Valuation Flashcards
What are the 5 key methods of Valuation?
- Comparable method
- Investment method
- Residual method
- Profits method (R&E)
- Replacement cost (Contractors) method
What does the comparable method of Valuation entail?
Direct comparison with other similar properties at the same point in time, with rental adjustment and analysis required to reflect the difference - no two properties are identical.
What does the Investment method of Valuation entail?
Uses DCF techniques to establish value through the incoming producing nature of the asset. We then capital the rental income from a property and then analyse comparable transactions to establish a yield
What does the Residual method of Valuation entail?
Used to assess the Market Value of land or buildings where there is potential for the land to be put to a more valuable use (I.e. farm land being sold for residential, existing buildings that can be cleared for redevelopment)
It is calculated by establishing the Gross Development Value, then deduct all development costs. This leads to an estimated land value
What is Hope Value?
Value in excess of existing use value to reflect the prospect of some more valuable future use or development
What is the Profits (R&E) method of Valuation?
Based on the notion that a Tenant’s bid would relate to the profits achievable. Typically used for pubs, hotels, and cinemas.
It is calculated by the Net Receipts (with an agreed % of this used to help set the RV) and this is split to work out the Tenant and Landlord’s share
What is the Contractors method of Valuation and how is it calculated?
Used for properties where there is no defined market or where they don’t normally sell on the open market (I.e. museums, schools and hospitals).
Calculated by:
- Estimating the cost of construction (ERC)
- Adjusted Replacement Cost
- Value of Land
- Decapitilisation
- Review (stand back and look)
2.
What is a Yield?
A measure of potential return, usually expressed as a percentage
What is a Gross Yield?
A gross yield is the income return on an investment before expenses are deducted.
This is calculated by:
Annual Rent / Property Value = Gross Yield
What is a Net Yield?
A Net Yield is the income return on an investment after expenses have been deducted.

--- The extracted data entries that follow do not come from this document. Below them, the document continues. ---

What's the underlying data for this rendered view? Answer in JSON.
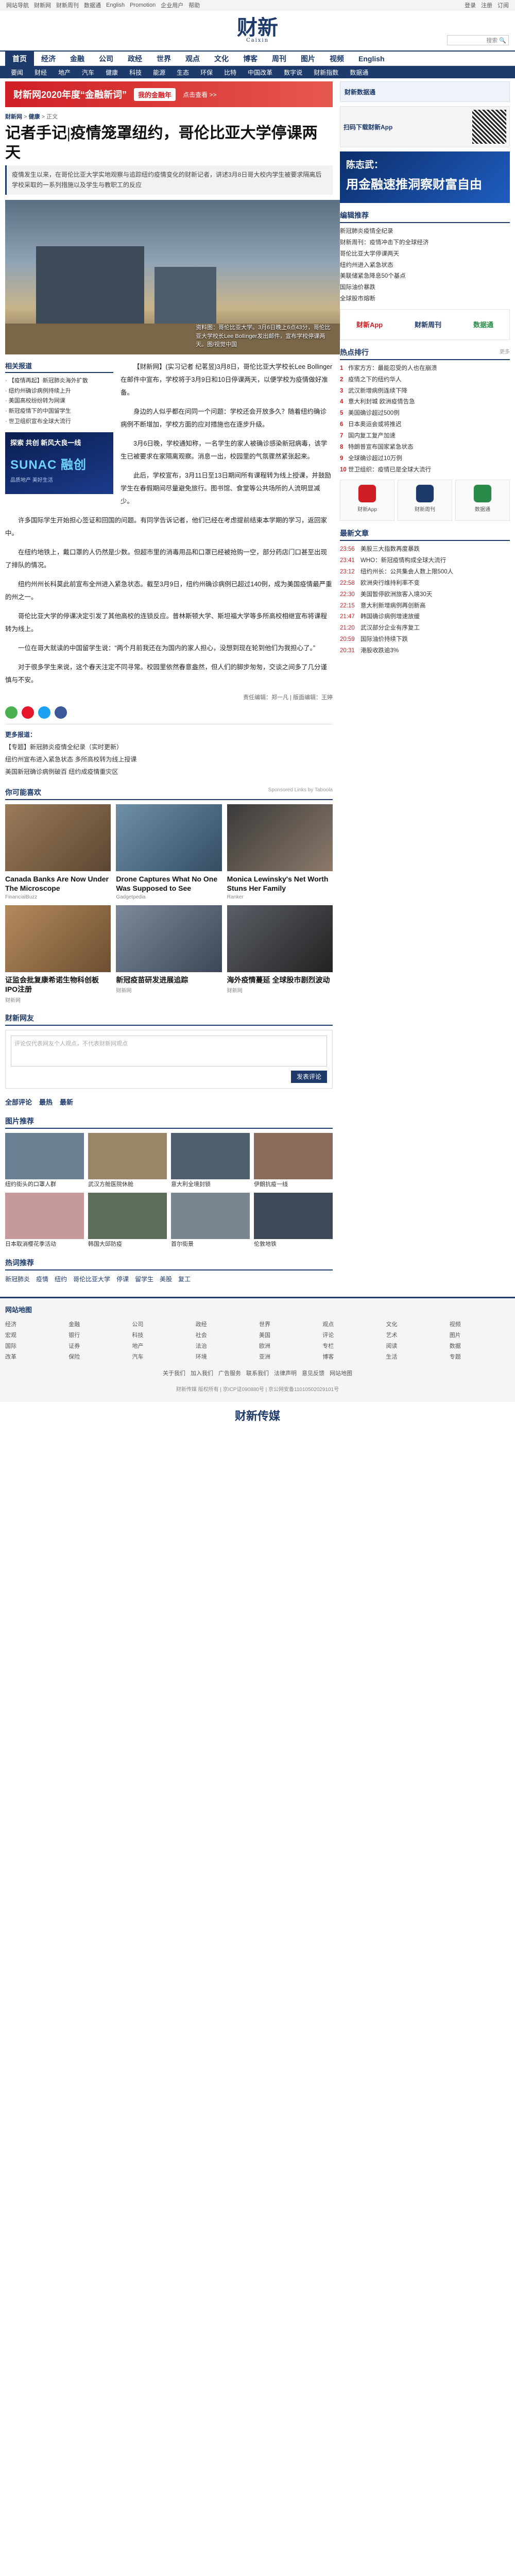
{
  "topbar": {
    "links": [
      "网站导航",
      "财新网",
      "财新周刊",
      "数据通",
      "English",
      "Promotion",
      "企业用户",
      "帮助"
    ],
    "right": [
      "登录",
      "注册",
      "订阅"
    ]
  },
  "masthead": {
    "logo": "财新",
    "logo_en": "Caixin",
    "right": [
      "登录",
      "注册",
      "订阅"
    ],
    "search_placeholder": "搜索"
  },
  "nav1": [
    "首页",
    "经济",
    "金融",
    "公司",
    "政经",
    "世界",
    "观点",
    "文化",
    "博客",
    "周刊",
    "图片",
    "视频",
    "English"
  ],
  "nav2": [
    "要闻",
    "财经",
    "地产",
    "汽车",
    "健康",
    "科技",
    "能源",
    "生态",
    "环保",
    "比特",
    "中国改革",
    "数字说",
    "财新指数",
    "数据通"
  ],
  "banner": {
    "b1": "财新网2020年度“金融新词”",
    "b2": "我的金融年",
    "b3": "点击查看 >>"
  },
  "crumb": {
    "pre": "财新网",
    "mid": "健康",
    "post": "正文"
  },
  "article": {
    "title": "记者手记|疫情笼罩纽约，哥伦比亚大学停课两天",
    "summary": "疫情发生以来，在哥伦比亚大学实地观察与追踪纽约疫情变化的财新记者，讲述3月8日哥大校内学生被要求隔离后学校采取的一系列措施以及学生与教职工的反应",
    "hero_caption": "资料图：哥伦比亚大学。3月6日晚上6点43分，哥伦比亚大学校长Lee Bollinger发出邮件，宣布学校停课两天。图/视觉中国",
    "author": "财新记者 纪茗昱 发自纽约",
    "paragraphs": [
      "【财新网】(实习记者 纪茗昱)3月8日，哥伦比亚大学校长Lee Bollinger在邮件中宣布，学校将于3月9日和10日停课两天，以便学校为疫情做好准备。",
      "身边的人似乎都在问同一个问题：学校还会开放多久？随着纽约确诊病例不断增加，学校方面的应对措施也在逐步升级。",
      "3月6日晚，学校通知称，一名学生的家人被确诊感染新冠病毒，该学生已被要求在家隔离观察。消息一出，校园里的气氛骤然紧张起来。",
      "此后，学校宣布，3月11日至13日期间所有课程转为线上授课，并鼓励学生在春假期间尽量避免旅行。图书馆、食堂等公共场所的人流明显减少。",
      "许多国际学生开始担心签证和回国的问题。有同学告诉记者，他们已经在考虑提前结束本学期的学习，返回家中。",
      "在纽约地铁上，戴口罩的人仍然是少数。但超市里的消毒用品和口罩已经被抢购一空，部分药店门口甚至出现了排队的情况。",
      "纽约州州长科莫此前宣布全州进入紧急状态。截至3月9日，纽约州确诊病例已超过140例，成为美国疫情最严重的州之一。",
      "哥伦比亚大学的停课决定引发了其他高校的连锁反应。普林斯顿大学、斯坦福大学等多所高校相继宣布将课程转为线上。",
      "一位在哥大就读的中国留学生说：“两个月前我还在为国内的家人担心，没想到现在轮到他们为我担心了。”",
      "对于很多学生来说，这个春天注定不同寻常。校园里依然春意盎然，但人们的脚步匆匆，交谈之间多了几分谨慎与不安。"
    ],
    "related_title": "更多报道：",
    "related": [
      "【专题】新冠肺炎疫情全纪录（实时更新）",
      "纽约州宣布进入紧急状态 多所高校转为线上授课",
      "美国新冠确诊病例破百 纽约成疫情重灾区"
    ],
    "editor": "责任编辑：郑一凡 | 版面编辑：王婷"
  },
  "leftcol": {
    "heading": "相关报道",
    "items": [
      "【疫情再起】新冠肺炎海外扩散",
      "纽约州确诊病例持续上升",
      "美国高校纷纷转为网课",
      "新冠疫情下的中国留学生",
      "世卫组织宣布全球大流行"
    ],
    "ad": {
      "t1": "探索 共创 新风大良一线",
      "t2": "SUNAC 融创",
      "t3": "品质地产 美好生活"
    }
  },
  "recommend": {
    "heading": "你可能喜欢",
    "sponsor": "Sponsored Links by Taboola",
    "cards": [
      {
        "t": "Canada Banks Are Now Under The Microscope",
        "s": "FinancialBuzz"
      },
      {
        "t": "Drone Captures What No One Was Supposed to See",
        "s": "Gadgetpedia"
      },
      {
        "t": "Monica Lewinsky's Net Worth Stuns Her Family",
        "s": "Ranker"
      },
      {
        "t": "证监会批复康希诺生物科创板IPO注册",
        "s": "财新网"
      },
      {
        "t": "新冠疫苗研发进展追踪",
        "s": "财新网"
      },
      {
        "t": "海外疫情蔓延 全球股市剧烈波动",
        "s": "财新网"
      }
    ]
  },
  "comment": {
    "heading": "财新网友",
    "placeholder": "评论仅代表网友个人观点，不代表财新网观点",
    "button": "发表评论"
  },
  "tabs": [
    "全部评论",
    "最热",
    "最新"
  ],
  "pics": {
    "heading": "图片推荐",
    "items": [
      "纽约街头的口罩人群",
      "武汉方舱医院休舱",
      "意大利全境封锁",
      "伊朗抗疫一线",
      "日本取消樱花季活动",
      "韩国大邱防疫",
      "首尔街景",
      "伦敦地铁"
    ]
  },
  "sidebar": {
    "ad1": "财新数据通",
    "ad2": "扫码下载财新App",
    "ad3": {
      "l1": "陈志武：",
      "l2": "用金融速推洞察财富自由"
    },
    "editor_pick": {
      "h": "编辑推荐",
      "items": [
        "新冠肺炎疫情全纪录",
        "财新周刊：疫情冲击下的全球经济",
        "哥伦比亚大学停课两天",
        "纽约州进入紧急状态",
        "美联储紧急降息50个基点",
        "国际油价暴跌",
        "全球股市熔断"
      ]
    },
    "rank": {
      "h": "热点排行",
      "more": "更多",
      "items": [
        "作家方方：最能忍受的人也在崩溃",
        "疫情之下的纽约华人",
        "武汉新增病例连续下降",
        "意大利封城 欧洲疫情告急",
        "美国确诊超过500例",
        "日本奥运会或将推迟",
        "国内复工复产加速",
        "特朗普宣布国家紧急状态",
        "全球确诊超过10万例",
        "世卫组织：疫情已是全球大流行"
      ]
    },
    "app": [
      "财新App",
      "财新周刊",
      "数据通"
    ],
    "latest": {
      "h": "最新文章",
      "items": [
        {
          "tm": "23:56",
          "t": "美股三大指数再度暴跌"
        },
        {
          "tm": "23:41",
          "t": "WHO：新冠疫情构成全球大流行"
        },
        {
          "tm": "23:12",
          "t": "纽约州长：公共集会人数上限500人"
        },
        {
          "tm": "22:58",
          "t": "欧洲央行维持利率不变"
        },
        {
          "tm": "22:30",
          "t": "美国暂停欧洲旅客入境30天"
        },
        {
          "tm": "22:15",
          "t": "意大利新增病例再创新高"
        },
        {
          "tm": "21:47",
          "t": "韩国确诊病例增速放缓"
        },
        {
          "tm": "21:20",
          "t": "武汉部分企业有序复工"
        },
        {
          "tm": "20:59",
          "t": "国际油价持续下跌"
        },
        {
          "tm": "20:31",
          "t": "港股收跌逾3%"
        }
      ]
    }
  },
  "hotlinks": {
    "h": "热词推荐",
    "items": [
      "新冠肺炎",
      "疫情",
      "纽约",
      "哥伦比亚大学",
      "停课",
      "留学生",
      "美股",
      "复工"
    ]
  },
  "footer": {
    "h": "网站地图",
    "cols": [
      [
        "经济",
        "宏观",
        "国际",
        "改革"
      ],
      [
        "金融",
        "银行",
        "证券",
        "保险"
      ],
      [
        "公司",
        "科技",
        "地产",
        "汽车"
      ],
      [
        "政经",
        "社会",
        "法治",
        "环境"
      ],
      [
        "世界",
        "美国",
        "欧洲",
        "亚洲"
      ],
      [
        "观点",
        "评论",
        "专栏",
        "博客"
      ],
      [
        "文化",
        "艺术",
        "阅读",
        "生活"
      ],
      [
        "视频",
        "图片",
        "数据",
        "专题"
      ]
    ],
    "links": [
      "关于我们",
      "加入我们",
      "广告服务",
      "联系我们",
      "法律声明",
      "意见反馈",
      "网站地图"
    ],
    "copy": "财新传媒 版权所有 | 京ICP证090880号 | 京公网安备11010502029101号",
    "bottom": "财新传媒"
  },
  "colors": {
    "brand": "#1d3a6b",
    "accent": "#cf1f25"
  }
}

(Annual Rent - Operational Costs) / Property Value = Net Yield
What is an All Risks Yield?
A yield that takes the standard calculations for yield and adjusts them to reflect the perceived risks of the properties investment.
What is an Equated Yield?
The equated yield is the yield on a property investment which takes into account growth in future income.
(This is not applicable to reversionary situations, where the increase in income on reversion is to the market value as estimated at the present time.)
What is an Equivalent Yield?
The equivalent yield, in providing an overall yield, means that reversionary property has a single yield which can be compared with the returns on other investments, either property or non-property.
When would you use the Investment Method of Valuation?
When you are valuing an income stream
What is a reversionary yield?
A term used in the property market to describe the yield that should be achieved if the passing rent adjusts to the level of the estimated rental value.